Certes, on dit craindre le courroux de la rue quand ce n'est que la réaction d'une minorité agissante, notamment dans la classe politique, qui fait peur. Doit-on accepter la loi du plus fou se présentant à tort comme le plus fort électoralement quand on connaît les conditions d'obtention de sa légitimité perdue ? Or, le peuple dans sa large majorité est contre ceux qui trempent dans ce terrorisme mental et dont on prétend en faire ses représentants. On voit bien qu'il boycotte assez largement des élections qu'il a raison de prendre pour une mascarade.

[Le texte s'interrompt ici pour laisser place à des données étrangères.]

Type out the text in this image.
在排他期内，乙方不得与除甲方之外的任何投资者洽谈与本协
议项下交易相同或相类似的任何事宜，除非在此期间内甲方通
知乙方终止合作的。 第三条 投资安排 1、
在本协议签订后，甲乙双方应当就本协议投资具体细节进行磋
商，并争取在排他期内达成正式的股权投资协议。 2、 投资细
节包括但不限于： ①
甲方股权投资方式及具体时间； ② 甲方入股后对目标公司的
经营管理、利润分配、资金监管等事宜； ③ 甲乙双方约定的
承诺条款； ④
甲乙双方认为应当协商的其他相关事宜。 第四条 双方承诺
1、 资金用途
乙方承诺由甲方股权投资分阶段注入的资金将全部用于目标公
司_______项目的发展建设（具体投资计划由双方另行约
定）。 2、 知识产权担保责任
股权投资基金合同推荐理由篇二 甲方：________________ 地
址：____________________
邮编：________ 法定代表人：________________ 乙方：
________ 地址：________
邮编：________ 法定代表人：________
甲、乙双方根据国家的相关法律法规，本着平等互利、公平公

Il en a marre de ce terrorisme quotidien qui dure alors qu'il est minoritaire dans le pays et qui l'empêche de vivre sa vie normale, pacifique et tolérante. On l'a vu sur certaines plages et dans certaines rues de nos villes, c'est toujours le fait d'une poignée de délinquants. On y assiste aussi toutes les nuits dans nos villes, à Sfax, Sousse et ailleurs, où de soi-disant feux d'artifice entretiennent chaque soir un climat de peur sans que les autorités ne se soient décidées à réagir. Ne s'agit-il pas là des répétitions de troubles terroristes à venir tout autant que des menaces à peine voilées adressées aux autorités outre le conditionnement recherché d'un peuple soumis à la loi de la peur.

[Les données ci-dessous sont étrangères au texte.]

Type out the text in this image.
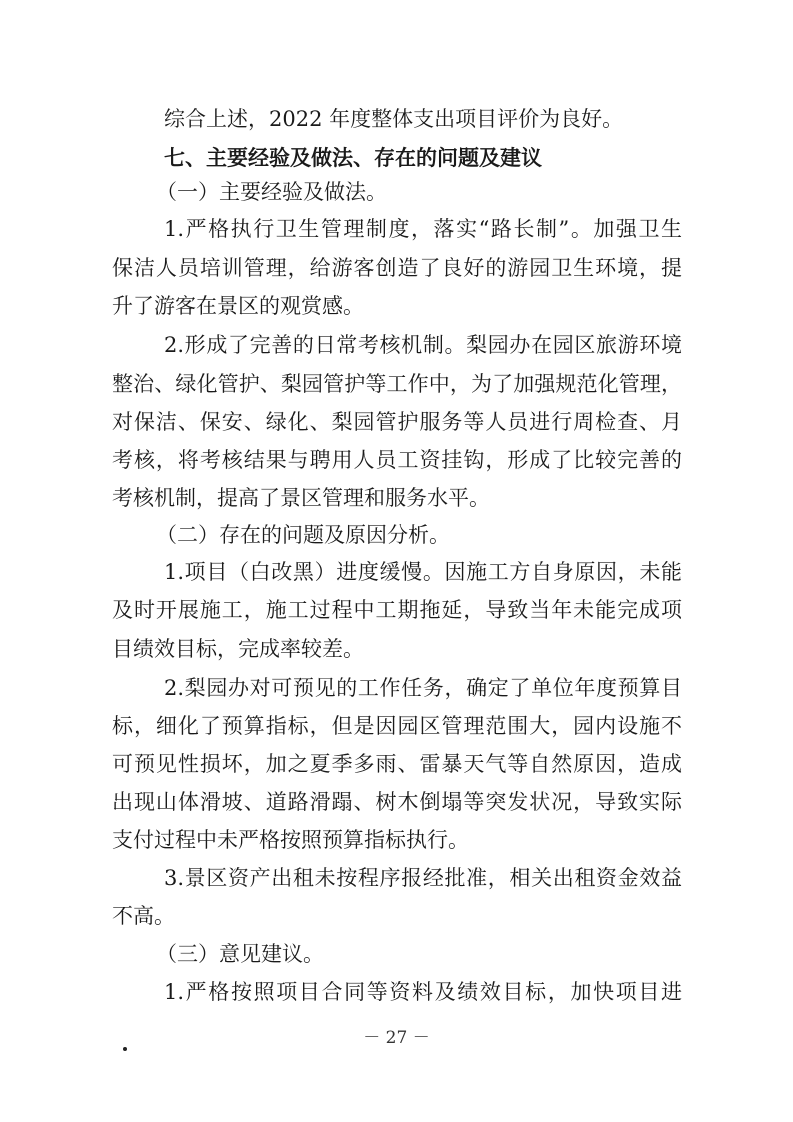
综合上述，2022 年度整体支出项目评价为良好。
七、主要经验及做法、存在的问题及建议
（一）主要经验及做法。
1.严格执行卫生管理制度，落实“路长制”。加强卫生
保洁人员培训管理，给游客创造了良好的游园卫生环境，提
升了游客在景区的观赏感。
2.形成了完善的日常考核机制。梨园办在园区旅游环境
整治、绿化管护、梨园管护等工作中，为了加强规范化管理，
对保洁、保安、绿化、梨园管护服务等人员进行周检查、月
考核，将考核结果与聘用人员工资挂钩，形成了比较完善的
考核机制，提高了景区管理和服务水平。
（二）存在的问题及原因分析。
1.项目（白改黑）进度缓慢。因施工方自身原因，未能
及时开展施工，施工过程中工期拖延，导致当年未能完成项
目绩效目标，完成率较差。
2.梨园办对可预见的工作任务，确定了单位年度预算目
标，细化了预算指标，但是因园区管理范围大，园内设施不
可预见性损坏，加之夏季多雨、雷暴天气等自然原因，造成
出现山体滑坡、道路滑蹋、树木倒塌等突发状况，导致实际
支付过程中未严格按照预算指标执行。
3.景区资产出租未按程序报经批准，相关出租资金效益
不高。
（三）意见建议。
1.严格按照项目合同等资料及绩效目标，加快项目进
－ 27 －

Arrêter la tragicomédie politique

La thèse la plus crédible pour expliquer ces affreux spectacles est que le terrorisme mental cherche à conditionner les esprits pour mieux se saisir de sa poigne de fer du pouvoir à l'occasion d'élections taillées sur mesure pour assurer le pouvoir à des équipes bien définies à la faveur d'un scrutin inique et des conditions d'organisation entachées de multiples irrégularités.

Les petits partis qui n'excluent plus de boycotter la comédie d'élections libres projetée réalisent enfin ce qu'on n'a pas arrêté de dénoncer, à savoir que le scrutin ne leur laisse aucune chance d'être représentés à l'assemblée.

Ces élections ressemblent davantage à une foire commerciale où les marques connues se font de la publicité. Un signe qui ne trompe pas : cette encre électorale présentée comme une garantie contre la fraude alors qu'elle ne relève que du juteux commerce pour ses distributeurs e qui stigmatise en plus un peuple tunisien bien plus mature qu'on ne le pense.

On sait d'ailleurs, et cela est bien avéré même dans les plus anciennes démocraties, que la fraude électorale est une constante des élections politiques qui sont un pur mécanisme théoriquement libre le cadre d'une démocratie juste formelle, ce qu'on appelle désormais une démocratie d'élevage où le peuple est réduit à la condition d'animal qu'on reproduit pour une telle opération.

Or, on peut innover au lieu de singer ce modèle dépassé, devenu stérile, la démocratie 'étant plus qu'une daimoncratie, le pouvoir des démons de la politique, cette oligarchie qui ne vit que par le pouvoir, pour le pouvoir et non pour incarner la souveraineté populaire.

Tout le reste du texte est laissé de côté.